Sunday, August 28, 2011


Well, Scorch has had a few hiccups in his recovery from the dog attack. Not physical, mind you; he is healthy as a horse. But mentally, he has had a few setbacks that we're working on.

Right after the attack, he came to work with me. One of our techs had brought her extremely sweet, very non-threatening female Basset mix. So Scorch had his first strange dog greeting with her, and it went great. I also paraded in a host of strange dogs for board-and-train or dog sitting. All of this, he took in stride.

However, when he started regularly coming to work with me, things changed.

He didn't much care for Bentley, the 6 month old intact male Lab we shared an office with. Ok, yeah, he'd met Bentley when he was 12 weeks old and they were fine together, but now a lot of time has elapsed and Bentley is a teenager, so his intolerance is understasndable. He also didn't care for the boys Hartwell, 10 month old intact Lab, and Hamish, 2 year old intact Golden Retriever. But Scorch has never liked unneutered males, so I let that slide.

But Troy, the long-neutered, friendly, 5-year old Australian Shepherd? He usually LOVES Aussies! Two female Bulldog puppies in class? Why is he growling and snapping at them? The clincher for me though was Duke... the realization finally kicked in that we have some work to do. Duke is a rescued pit bull mix one of my coworkers brings in. He's young, playful, sweet, and neutered. Usually that would be Scorch's ideal playmate.

But we couldn't even walk past their office without Scorch hackling up and making a wide berth, usually while pursing his lips or even showing his teeth. Scorch was afraid of the dog who resembled his attacker, and was going on the offensive. Duke wasn't even bothering to get up when we passed by and Scorch was still freaked out.

So we've been playing the "look at that!" game, taught to us by one of our mentors. I think it comes from Control Unleashed, but I'm not sure. Anyway, every time we'd get near one of the dogs he didn't care for (especially Hamish and Duke), I'd tell Scorch, "Look at that!" When he'd glance at the dog, he'd get a treat. It only took a few repetitions for him to start tolerating their presence.

We have a play yard at work for the pups (heaven!) and while we had a group out there, someone brought Hartwell out. I was worried about Scorch... but I waited it out because Hartwell is such a NICE dog. Sure enough, with some careful supervision, Scorch decided he no longer wanted to eat Hartwell... instead, we got obnoxious, herding-type behavior (barking, heel-biting, increased barking when Hartwell would stop to sniff something), which Hartwell thought was delightful, so we let it go.

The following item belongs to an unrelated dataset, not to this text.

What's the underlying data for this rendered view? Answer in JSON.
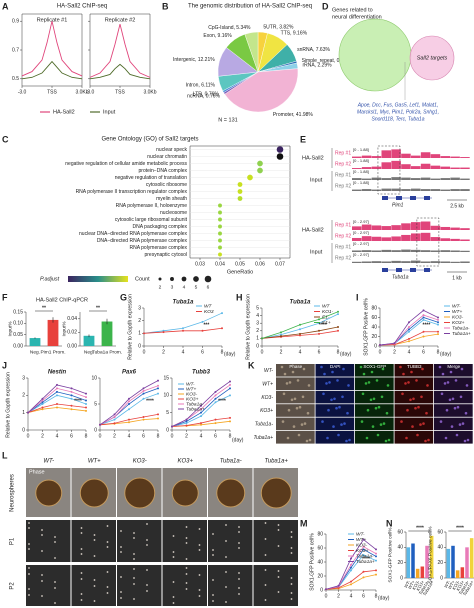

Then later, Duke came out to play. Scorch would start to play with him, then would get a little skittish and slink away. Duke, despite his youth, was VERY respectful of this and patiently waited for Scorch to come to him.

So... we're making progress. Scorch doesn't have to like everyone, and border collies are notoriously picky anyway. But I want him to at least ignore dogs he doesn't like; I never want my boy to be afraid ever again.




Nicki said...

Poor kid. Sounds like you have lots of chances to help him revover though. Good luck.

Molly said...

Poor Scorch! You are so on top of this though, sounds like he's doing much better!